Extract Metadata

This section demonstrates how to extract metadata from an HTML page and add it to a document field.

Consider the following HTML:

<h1>This is a title</h1>
<h2>This is a sub-title</h2>
<p class="important">This is <strong>important</strong> text</p>

From this HTML you could extract all of the headings and add them to a metadata field named heading.

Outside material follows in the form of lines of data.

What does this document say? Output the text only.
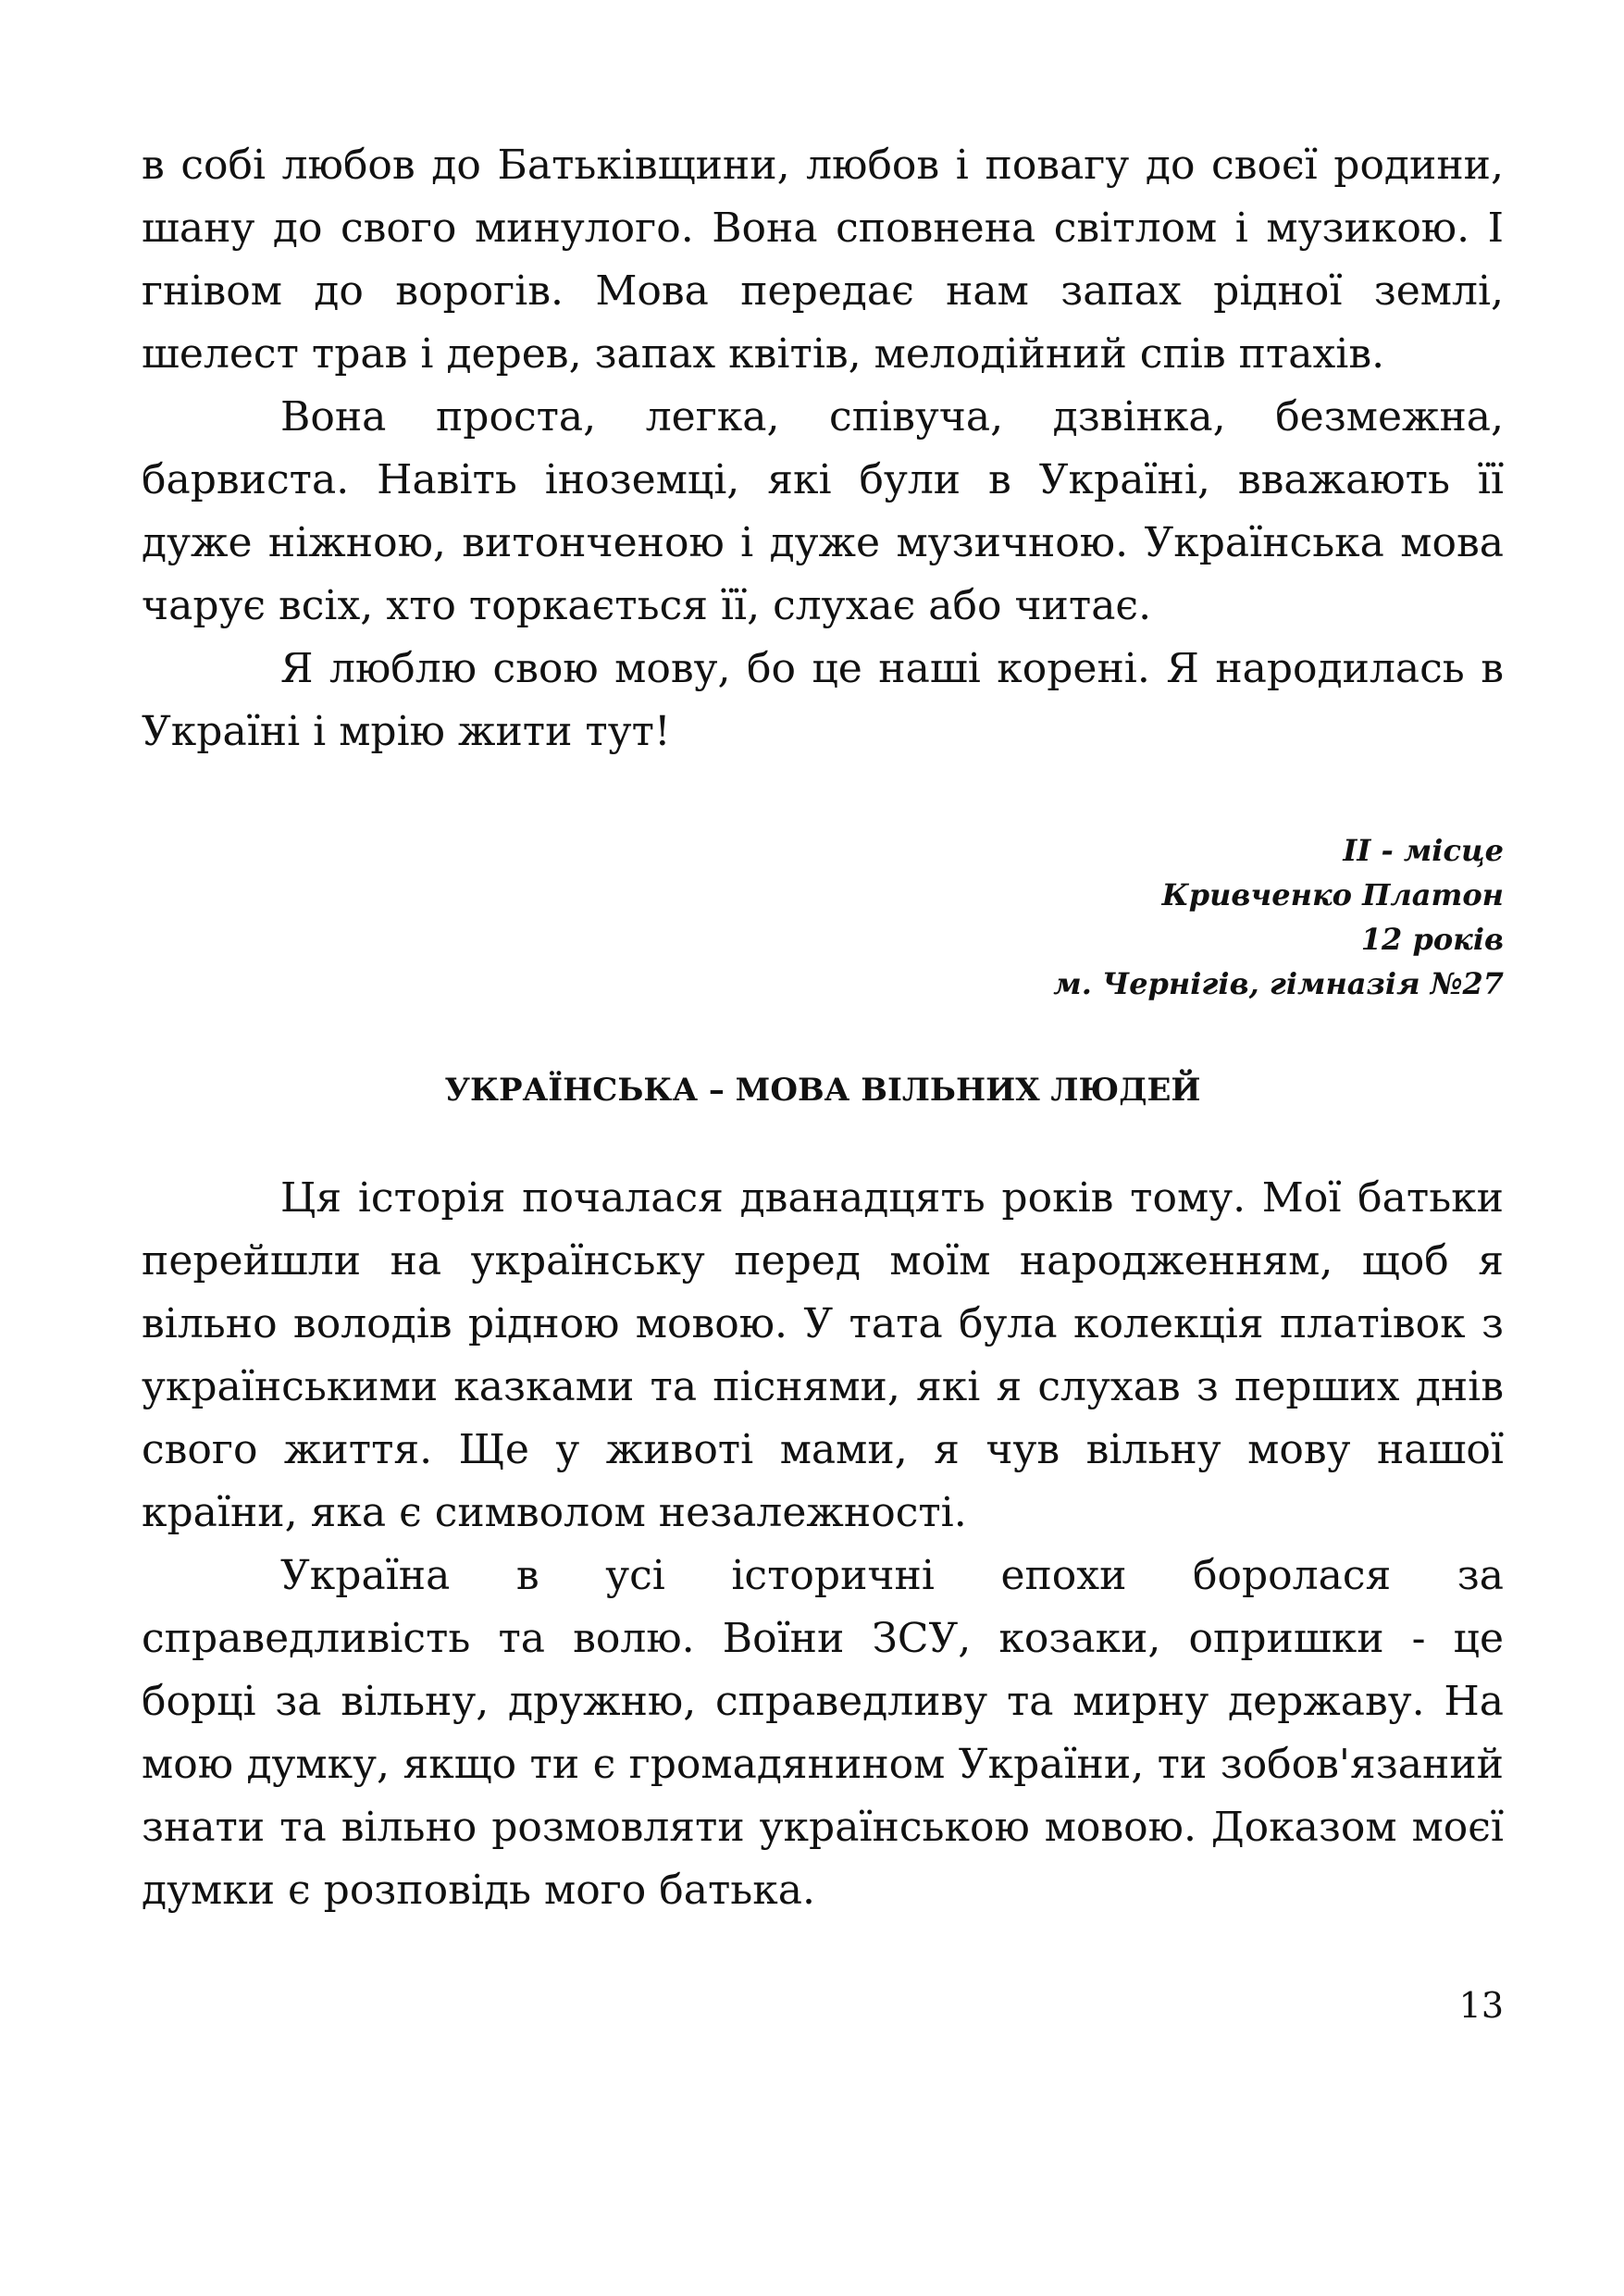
в собі любов до Батьківщини, любов і повагу до своєї родини, шану до свого минулого. Вона сповнена світлом і музикою. І гнівом до ворогів. Мова передає нам запах рідної землі, шелест трав і дерев, запах квітів, мелодійний спів птахів.

Вона проста, легка, співуча, дзвінка, безмежна, барвиста. Навіть іноземці, які були в Україні, вважають її дуже ніжною, витонченою і дуже музичною. Українська мова чарує всіх, хто торкається її, слухає або читає.

Я люблю свою мову, бо це наші корені. Я народилась в Україні і мрію жити тут!

II - місце
Кривченко Платон
12 років
м. Чернігів, гімназія №27
УКРАЇНСЬКА – МОВА ВІЛЬНИХ ЛЮДЕЙ

Ця історія почалася дванадцять років тому. Мої батьки перейшли на українську перед моїм народженням, щоб я вільно володів рідною мовою. У тата була колекція платівок з українськими казками та піснями, які я слухав з перших днів свого життя. Ще у животі мами, я чув вільну мову нашої країни, яка є символом незалежності.

Україна в усі історичні епохи боролася за справедливість та волю. Воїни ЗСУ, козаки, опришки - це борці за вільну, дружню, справедливу та мирну державу. На мою думку, якщо ти є громадянином України, ти зобов'язаний знати та вільно розмовляти українською мовою. Доказом моєї думки є розповідь мого батька.

13
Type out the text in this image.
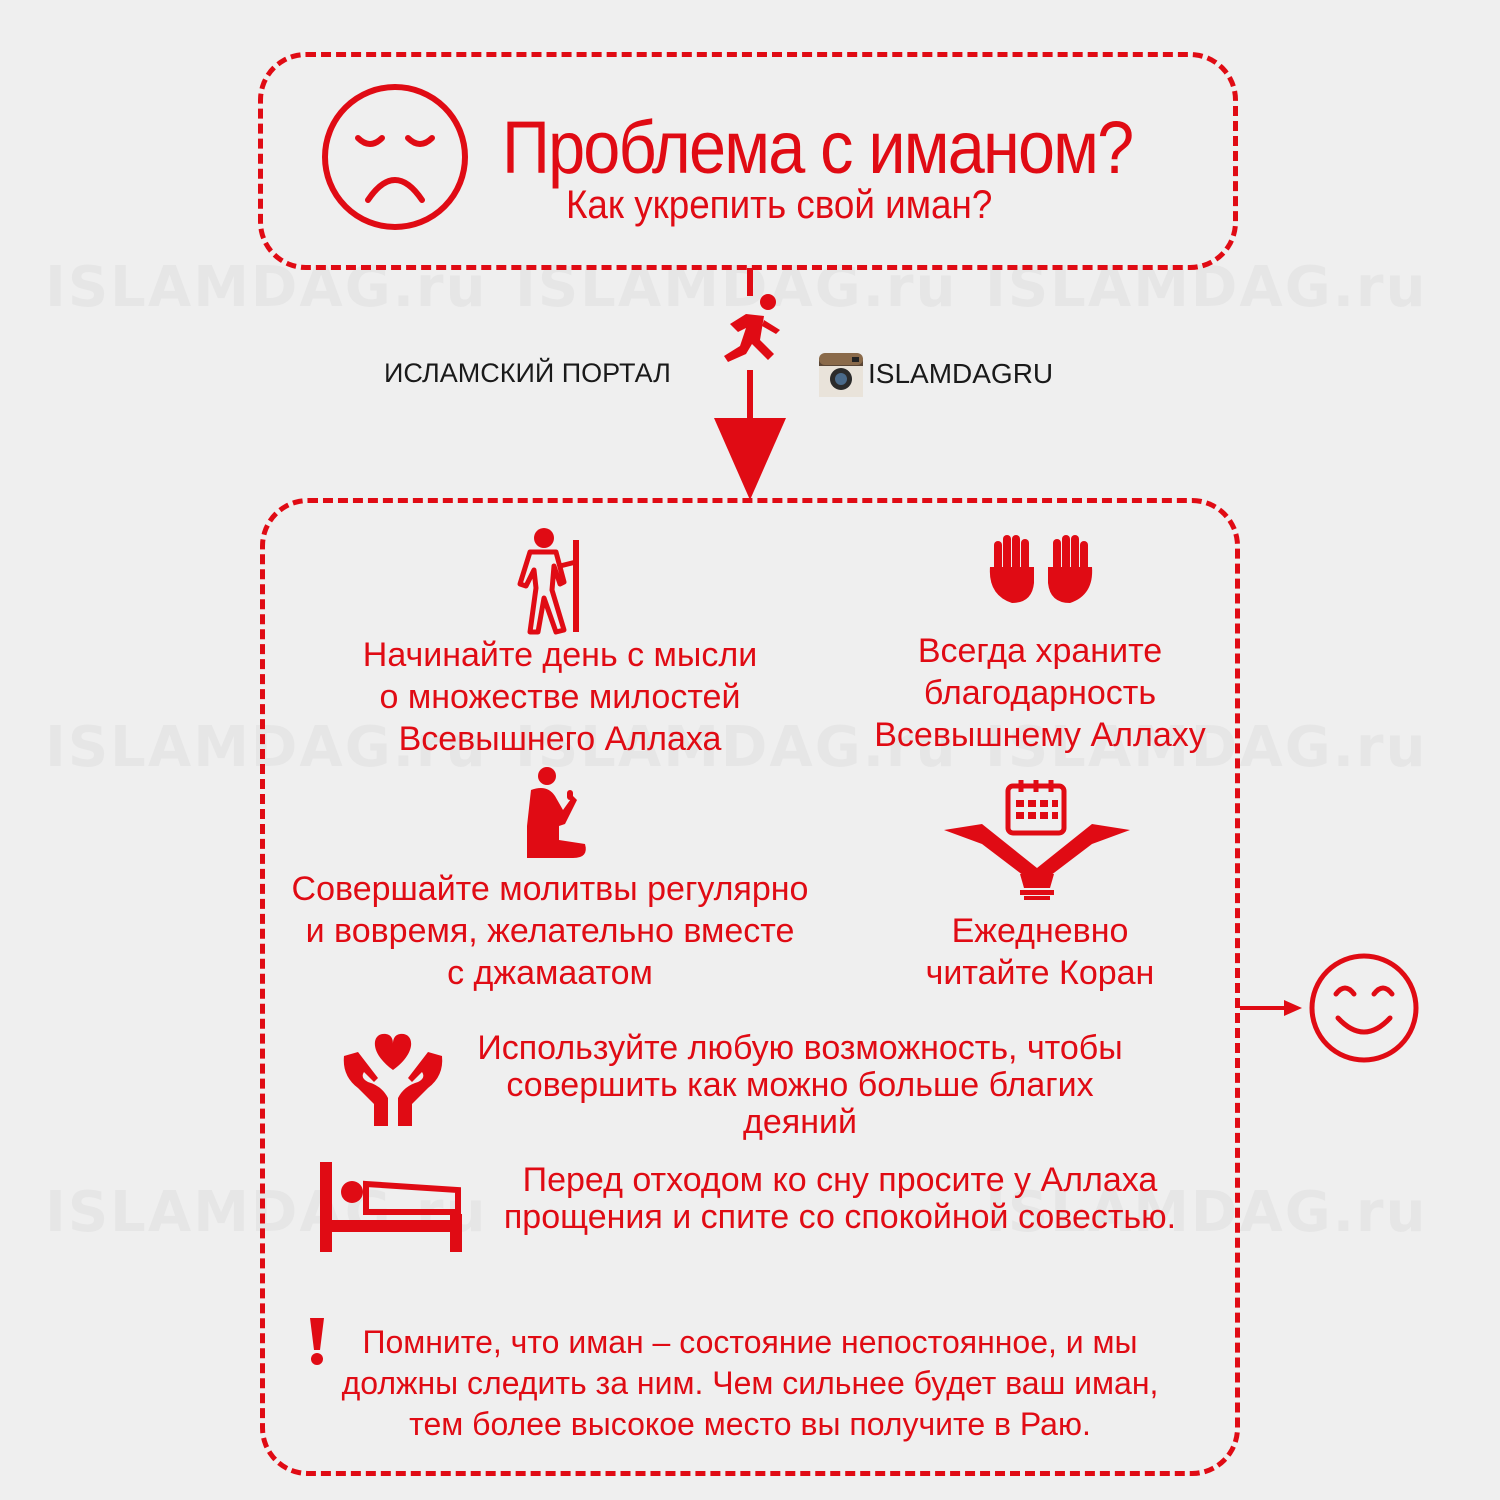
Проблема с иманом?
Как укрепить свой иман?
ИСЛАМСКИЙ ПОРТАЛ	ISLAMDAGRU
Начинайте день с мысли
о множестве милостей
Всевышнего Аллаха
Всегда храните
благодарность
Всевышнему Аллаху
Совершайте молитвы регулярно
и вовремя, желательно вместе
с джамаатом
Ежедневно
читайте Коран
Используйте любую возможность, чтобы
совершить как можно больше благих
деяний
Перед отходом ко сну просите у Аллаха
прощения и спите со спокойной совестью.
Помните, что иман – состояние непостоянное, и мы
должны следить за ним. Чем сильнее будет ваш иман,
тем более высокое место вы получите в Раю.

You could also extract the important text and add that to a separate document field.

The following configuration would extract the information described above:

[WkoopHtmlExtractionTask]
...
MetadataFieldSections0=ExtractHeadings
MetadataFieldSections1=ExtractImportant

[ExtractHeadings]
MetadataSelector=h1,h2,h3
MetadataFieldName=heading

[ExtractImportant]
MetadataSelector=p.important
MetadataFieldName=important_paragraph
MetadataExtractPlainText=TRUE

The configuration parameters MetadataSelector and MetadataFieldName select the information to extract and provide the name of the destination document field.

The parameter MetadataExtractPlainText specifies whether to extract as plain text (removing HTML markup, for example).

The configuration above would produce the following metadata fields:

#DREFIELD heading="This is a title"
#DREFIELD heading="This is a sub-title"
#DREFIELD important_paragraph="This is important text"